Добавить в цитаты Настройки чтения

Страница 5 из 11

Стремясь подражать ловкому фехтовальщику д’Артаньяну, благородные соперники записались в секцию фехтования. Каждый вечер после уроков оба шли в школьный спортивный зал, надевали защитные маски и яростно сражались на рапирах, постигая мушкетерскую науку. Тренер Иваныч успел показать им немного: так, пару-тройку приемов на рапирах. Пока мальчишки их отрабатывали, он напевал припев из понравившегося фильма:

Пора-, пора-, порадуемся на своем веку

Красавице и кубку, счастливому клинку!

Пока-, пока-, покачивая перьями на шляпах,

Судьбе не раз шепнём: «Мерси боку!»

А потом Иваныч ушел в запой. Зная, что пить будет не меньше двух недель, он сообщил Володе и Паше, где хранится ключ от кладовки со спортивным инвентарем. Впрочем, это и без него все знали.

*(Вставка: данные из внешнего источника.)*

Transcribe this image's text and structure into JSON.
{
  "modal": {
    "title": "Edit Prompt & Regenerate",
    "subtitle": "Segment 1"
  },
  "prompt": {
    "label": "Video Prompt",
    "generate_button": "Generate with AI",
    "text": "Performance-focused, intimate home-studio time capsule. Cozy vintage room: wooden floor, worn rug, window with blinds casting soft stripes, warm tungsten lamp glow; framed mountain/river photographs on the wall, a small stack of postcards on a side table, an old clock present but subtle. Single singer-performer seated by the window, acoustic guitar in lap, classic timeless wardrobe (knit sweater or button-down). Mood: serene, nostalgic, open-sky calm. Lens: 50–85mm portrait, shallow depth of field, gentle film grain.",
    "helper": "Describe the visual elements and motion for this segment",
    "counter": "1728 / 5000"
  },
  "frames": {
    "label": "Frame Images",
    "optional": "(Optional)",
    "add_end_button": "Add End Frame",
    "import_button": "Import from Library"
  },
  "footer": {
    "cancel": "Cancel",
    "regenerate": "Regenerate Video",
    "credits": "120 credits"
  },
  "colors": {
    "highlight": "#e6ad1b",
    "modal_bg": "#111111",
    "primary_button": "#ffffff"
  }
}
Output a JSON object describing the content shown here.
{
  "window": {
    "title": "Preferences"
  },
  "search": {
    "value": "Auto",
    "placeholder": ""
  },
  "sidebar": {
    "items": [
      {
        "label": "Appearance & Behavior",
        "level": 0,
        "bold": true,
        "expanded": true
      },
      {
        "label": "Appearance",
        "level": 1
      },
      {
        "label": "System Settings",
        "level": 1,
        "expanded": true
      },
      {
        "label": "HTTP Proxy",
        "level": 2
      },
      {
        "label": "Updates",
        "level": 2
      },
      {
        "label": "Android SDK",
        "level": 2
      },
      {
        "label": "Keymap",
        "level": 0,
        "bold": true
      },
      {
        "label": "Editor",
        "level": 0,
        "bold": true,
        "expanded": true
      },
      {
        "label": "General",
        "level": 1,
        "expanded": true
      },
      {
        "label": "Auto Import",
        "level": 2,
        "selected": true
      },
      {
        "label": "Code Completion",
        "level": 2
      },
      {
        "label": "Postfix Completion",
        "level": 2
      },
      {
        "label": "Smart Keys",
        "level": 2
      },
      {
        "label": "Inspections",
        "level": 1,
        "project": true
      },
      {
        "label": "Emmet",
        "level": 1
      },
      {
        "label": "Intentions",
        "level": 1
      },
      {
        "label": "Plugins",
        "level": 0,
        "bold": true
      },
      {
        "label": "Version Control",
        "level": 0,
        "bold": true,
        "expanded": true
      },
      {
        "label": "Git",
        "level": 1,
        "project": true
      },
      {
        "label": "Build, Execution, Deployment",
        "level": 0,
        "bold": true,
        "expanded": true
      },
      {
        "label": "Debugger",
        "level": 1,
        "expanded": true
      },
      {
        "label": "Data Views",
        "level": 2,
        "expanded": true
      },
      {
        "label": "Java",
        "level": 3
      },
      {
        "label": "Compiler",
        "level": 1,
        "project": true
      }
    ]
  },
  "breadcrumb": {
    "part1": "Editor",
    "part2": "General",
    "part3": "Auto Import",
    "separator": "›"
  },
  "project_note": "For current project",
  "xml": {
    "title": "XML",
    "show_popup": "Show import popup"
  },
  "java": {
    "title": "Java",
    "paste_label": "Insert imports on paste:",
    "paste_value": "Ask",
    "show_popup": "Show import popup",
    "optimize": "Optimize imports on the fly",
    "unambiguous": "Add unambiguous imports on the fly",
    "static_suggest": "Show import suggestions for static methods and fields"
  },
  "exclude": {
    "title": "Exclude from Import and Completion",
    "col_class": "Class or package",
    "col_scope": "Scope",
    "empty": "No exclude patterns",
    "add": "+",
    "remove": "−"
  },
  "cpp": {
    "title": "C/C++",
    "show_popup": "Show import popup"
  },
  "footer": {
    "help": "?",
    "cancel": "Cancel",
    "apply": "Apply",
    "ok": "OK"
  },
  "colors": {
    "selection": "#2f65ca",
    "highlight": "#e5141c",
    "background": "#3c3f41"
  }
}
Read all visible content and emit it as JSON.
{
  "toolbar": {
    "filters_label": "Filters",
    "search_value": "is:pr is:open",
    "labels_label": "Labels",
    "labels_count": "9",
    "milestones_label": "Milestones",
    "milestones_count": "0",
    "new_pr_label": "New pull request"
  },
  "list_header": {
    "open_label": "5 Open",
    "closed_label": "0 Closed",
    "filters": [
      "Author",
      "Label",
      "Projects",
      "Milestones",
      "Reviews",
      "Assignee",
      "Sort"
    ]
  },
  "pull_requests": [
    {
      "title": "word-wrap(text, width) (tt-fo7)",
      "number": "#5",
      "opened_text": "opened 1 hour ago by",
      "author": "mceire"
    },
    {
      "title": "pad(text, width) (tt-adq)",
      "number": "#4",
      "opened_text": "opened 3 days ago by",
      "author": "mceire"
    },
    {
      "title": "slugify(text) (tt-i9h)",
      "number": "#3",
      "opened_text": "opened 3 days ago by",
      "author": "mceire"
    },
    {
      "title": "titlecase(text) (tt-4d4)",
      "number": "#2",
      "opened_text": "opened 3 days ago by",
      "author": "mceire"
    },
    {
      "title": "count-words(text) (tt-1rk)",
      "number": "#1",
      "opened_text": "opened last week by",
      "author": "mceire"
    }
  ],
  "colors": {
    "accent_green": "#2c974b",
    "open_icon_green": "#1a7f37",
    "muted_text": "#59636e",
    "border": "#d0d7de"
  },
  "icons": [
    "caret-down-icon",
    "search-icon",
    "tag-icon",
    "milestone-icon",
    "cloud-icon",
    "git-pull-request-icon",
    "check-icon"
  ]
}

С тех пор все вечера у обоих были заняты, и все проходили при Ирочке.

Когда занятий в музыкальной школе не было, Ирина охотно шла вечером в компании соперников-ухажеров в спортивный зал. Там она наблюдала за опасными спортивными поединками, которые в любой момент грозили перейти в мордобой – настолько накалились страсти. Нельзя сказать, что Ира не понимала этого. В свои юные годы она оказалась натуральным живым громоотводом, по очереди одаривая знаками внимания обоих самодеятельных мушкетеров. Ловя ее взгляды, они делались на минутку счастливыми. Помня о галантности мушкетеров, целовали даме ручку, а затем до хрипоты спорили, кому сегодня будет принадлежать носовой платок Первой Школьной Красавицы.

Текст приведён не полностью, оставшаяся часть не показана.